Хотелось домой, к жене, но Сопронов по-детски капризно отгонял от себя эти мысли. Он отработал три зимних месяца в лесу, где-то за станцией Коноша, потом взял расчет, снялся с учета и уехал еще дальше. Его приняли рабочим на баржу, которую фрахтовало у пароходства какое-то военное ведомство. Баржу с разными грузами таскали по Мариинской системе. Ходили в Петрозаводск и до Вытегры.

В конце июня в Ленинграде Сопронов закончил очередной рейс. Обычно деньги на всю обслугу баржи получал старший матрос, но в этот раз Игнаха сам отправился в контору, чтобы получить деньги и взять увольнение.

Сопронов долго ходил около пристаней, искал контору. В конторе его послали в другой конец города в главное ведомство. Игнаха потратил на хождение целый день. В низком, барачного вида здании он долго искал кассира. Кассир послал его к бухгалтеру. Бухгалтер, явно еще старорежимный, спросил фамилию, потер очки и без задержки выписал расходный ордер.

– Теперь к Петру Николаевичу, – сказал он. – На подпись.

– А куда это?

– Налево, вторая дверь. Там увидите.

Сопронов нашел нужную дверь. На картонке, прибитой к верхней филенке, печатными буквами, но от руки было написано:

«Гириневский П. Н.»

«Этот», – подумал Игнаха и без стука вошел в маленькую оштукатуренную, давно не беленную комнатку. Тут пахло табаком и остывшим с зимы печным зноем. Игнатий так устал за день, так вымотался, что даже не проявил всегдашнего любопытства и не стал разглядывать начальника.

– Так, что у вас? – человек за столом был в военной форме, но без знаков различия. Рыжеватые, почти белые усы неловко топорщились под носом. Начальник размашисто подписал ордер. Игнат Сопронов взял бумажку, и его словно с ног до головы окатили крутым кипятком.

– Так. Пожалуйста, – сказал начальник, но Сопронов не уходил, глядел прямо в лицо. Начальник поднял глаза и тоже словно бы онемел. Белые его усы дернулись, как у кота.

Оба напряженно и тупо глядели друг на друга.

– Вот тебе и так, – сказал наконец Сопронов.

Игнатий Сопронов вышел, придерживая на плече пустую котомку. Закрыв дверь, он еще раз разглядел бирку. Потом открыл печку, выходящую устьем в коридор, нащупал в золе уголь и вымарал на табличке шесть последних букв. Теперь на дверях красовалось короткое «Гирин».

…Он получил деньги, съездил опять в ту, первую, контору и выправил там справку с места работы, накупил харчей и незаметно для себя оказался на Николаевском вокзале. Ночью он взял билет и отбыл в родные места. Игнатий Сопронов сделал так против своей же воли, но не замечая этого, видать, бездомная жизнь вконец ему опостылела.

* * *

Уком размещался в двухэтажном каменном купеческом доме. Здесь было прохладно и тихо, полуденная жара не проникала сквозь толстые стены.

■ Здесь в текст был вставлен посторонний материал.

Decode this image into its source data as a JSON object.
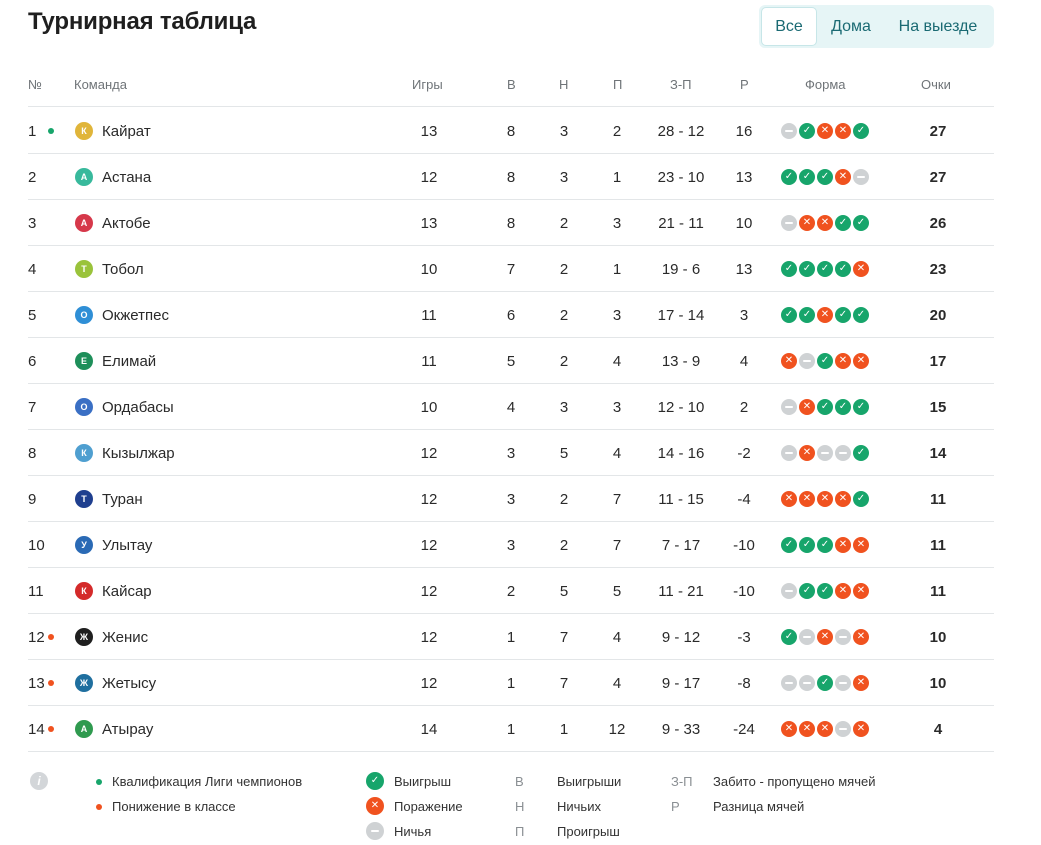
{
  "title": "Турнирная таблица",
  "tabs": [
    "Все",
    "Дома",
    "На выезде"
  ],
  "active_tab": "Все",
  "headers": {
    "pos": "№",
    "team": "Команда",
    "games": "Игры",
    "w": "В",
    "d": "Н",
    "l": "П",
    "goals": "З-П",
    "diff": "Р",
    "form": "Форма",
    "points": "Очки"
  },
  "colors": {
    "accent": "#1a6a73",
    "win": "#17a56b",
    "loss": "#f0521f",
    "draw": "#cfd2d4",
    "qualification": "#17a56b",
    "relegation": "#f0521f"
  },
  "rows": [
    {
      "pos": "1",
      "zone": "qualification",
      "team": "Кайрат",
      "logo_color": "#e0b53a",
      "logo_text": "К",
      "games": "13",
      "w": "8",
      "d": "3",
      "l": "2",
      "goals": "28 - 12",
      "diff": "16",
      "form": [
        "D",
        "W",
        "L",
        "L",
        "W"
      ],
      "points": "27"
    },
    {
      "pos": "2",
      "zone": "",
      "team": "Астана",
      "logo_color": "#38b99c",
      "logo_text": "А",
      "games": "12",
      "w": "8",
      "d": "3",
      "l": "1",
      "goals": "23 - 10",
      "diff": "13",
      "form": [
        "W",
        "W",
        "W",
        "L",
        "D"
      ],
      "points": "27"
    },
    {
      "pos": "3",
      "zone": "",
      "team": "Актобе",
      "logo_color": "#d6384a",
      "logo_text": "А",
      "games": "13",
      "w": "8",
      "d": "2",
      "l": "3",
      "goals": "21 - 11",
      "diff": "10",
      "form": [
        "D",
        "L",
        "L",
        "W",
        "W"
      ],
      "points": "26"
    },
    {
      "pos": "4",
      "zone": "",
      "team": "Тобол",
      "logo_color": "#9ac33b",
      "logo_text": "Т",
      "games": "10",
      "w": "7",
      "d": "2",
      "l": "1",
      "goals": "19 - 6",
      "diff": "13",
      "form": [
        "W",
        "W",
        "W",
        "W",
        "L"
      ],
      "points": "23"
    },
    {
      "pos": "5",
      "zone": "",
      "team": "Окжетпес",
      "logo_color": "#2f8fd6",
      "logo_text": "О",
      "games": "11",
      "w": "6",
      "d": "2",
      "l": "3",
      "goals": "17 - 14",
      "diff": "3",
      "form": [
        "W",
        "W",
        "L",
        "W",
        "W"
      ],
      "points": "20"
    },
    {
      "pos": "6",
      "zone": "",
      "team": "Елимай",
      "logo_color": "#1e8f5a",
      "logo_text": "Е",
      "games": "11",
      "w": "5",
      "d": "2",
      "l": "4",
      "goals": "13 - 9",
      "diff": "4",
      "form": [
        "L",
        "D",
        "W",
        "L",
        "L"
      ],
      "points": "17"
    },
    {
      "pos": "7",
      "zone": "",
      "team": "Ордабасы",
      "logo_color": "#3a6fc4",
      "logo_text": "О",
      "games": "10",
      "w": "4",
      "d": "3",
      "l": "3",
      "goals": "12 - 10",
      "diff": "2",
      "form": [
        "D",
        "L",
        "W",
        "W",
        "W"
      ],
      "points": "15"
    },
    {
      "pos": "8",
      "zone": "",
      "team": "Кызылжар",
      "logo_color": "#4f9fd0",
      "logo_text": "К",
      "games": "12",
      "w": "3",
      "d": "5",
      "l": "4",
      "goals": "14 - 16",
      "diff": "-2",
      "form": [
        "D",
        "L",
        "D",
        "D",
        "W"
      ],
      "points": "14"
    },
    {
      "pos": "9",
      "zone": "",
      "team": "Туран",
      "logo_color": "#1f3f8f",
      "logo_text": "Т",
      "games": "12",
      "w": "3",
      "d": "2",
      "l": "7",
      "goals": "11 - 15",
      "diff": "-4",
      "form": [
        "L",
        "L",
        "L",
        "L",
        "W"
      ],
      "points": "11"
    },
    {
      "pos": "10",
      "zone": "",
      "team": "Улытау",
      "logo_color": "#2a6ab5",
      "logo_text": "У",
      "games": "12",
      "w": "3",
      "d": "2",
      "l": "7",
      "goals": "7 - 17",
      "diff": "-10",
      "form": [
        "W",
        "W",
        "W",
        "L",
        "L"
      ],
      "points": "11"
    },
    {
      "pos": "11",
      "zone": "",
      "team": "Кайсар",
      "logo_color": "#d42a2a",
      "logo_text": "К",
      "games": "12",
      "w": "2",
      "d": "5",
      "l": "5",
      "goals": "11 - 21",
      "diff": "-10",
      "form": [
        "D",
        "W",
        "W",
        "L",
        "L"
      ],
      "points": "11"
    },
    {
      "pos": "12",
      "zone": "relegation",
      "team": "Женис",
      "logo_color": "#1f1f1f",
      "logo_text": "Ж",
      "games": "12",
      "w": "1",
      "d": "7",
      "l": "4",
      "goals": "9 - 12",
      "diff": "-3",
      "form": [
        "W",
        "D",
        "L",
        "D",
        "L"
      ],
      "points": "10"
    },
    {
      "pos": "13",
      "zone": "relegation",
      "team": "Жетысу",
      "logo_color": "#1f6f9f",
      "logo_text": "Ж",
      "games": "12",
      "w": "1",
      "d": "7",
      "l": "4",
      "goals": "9 - 17",
      "diff": "-8",
      "form": [
        "D",
        "D",
        "W",
        "D",
        "L"
      ],
      "points": "10"
    },
    {
      "pos": "14",
      "zone": "relegation",
      "team": "Атырау",
      "logo_color": "#2f9a4f",
      "logo_text": "А",
      "games": "14",
      "w": "1",
      "d": "1",
      "l": "12",
      "goals": "9 - 33",
      "diff": "-24",
      "form": [
        "L",
        "L",
        "L",
        "D",
        "L"
      ],
      "points": "4"
    }
  ],
  "legend": {
    "info_icon": "info-icon",
    "zones": [
      {
        "key": "qualification",
        "label": "Квалификация Лиги чемпионов"
      },
      {
        "key": "relegation",
        "label": "Понижение в классе"
      }
    ],
    "form": [
      {
        "key": "W",
        "label": "Выигрыш"
      },
      {
        "key": "L",
        "label": "Поражение"
      },
      {
        "key": "D",
        "label": "Ничья"
      }
    ],
    "abbr1": [
      {
        "abbr": "В",
        "label": "Выигрыши"
      },
      {
        "abbr": "Н",
        "label": "Ничьих"
      },
      {
        "abbr": "П",
        "label": "Проигрыш"
      }
    ],
    "abbr2": [
      {
        "abbr": "З-П",
        "label": "Забито - пропущено мячей"
      },
      {
        "abbr": "Р",
        "label": "Разница мячей"
      }
    ]
  }
}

Измотанный дорожной суетой, не заезжая в деревню, Сопронов прибыл в уезд и решил сходить к зав. АПО[3]3
  АПО – Агитационно-пропагандистский отдел уездного комитета партии.


[Закрыть]
Меерсону. На душе у Игнахи скребло от того, что вновь ни с чем приходилось возвращаться домой. Он втайне от себя рассчитывал на какую-нибудь новую должность, потому что больше всего боялся деревенских насмешек. Ведь в Шибанихе, Ольховице да и во всех деревнях помнили, как он куда глаза глядят уехал от своего позора.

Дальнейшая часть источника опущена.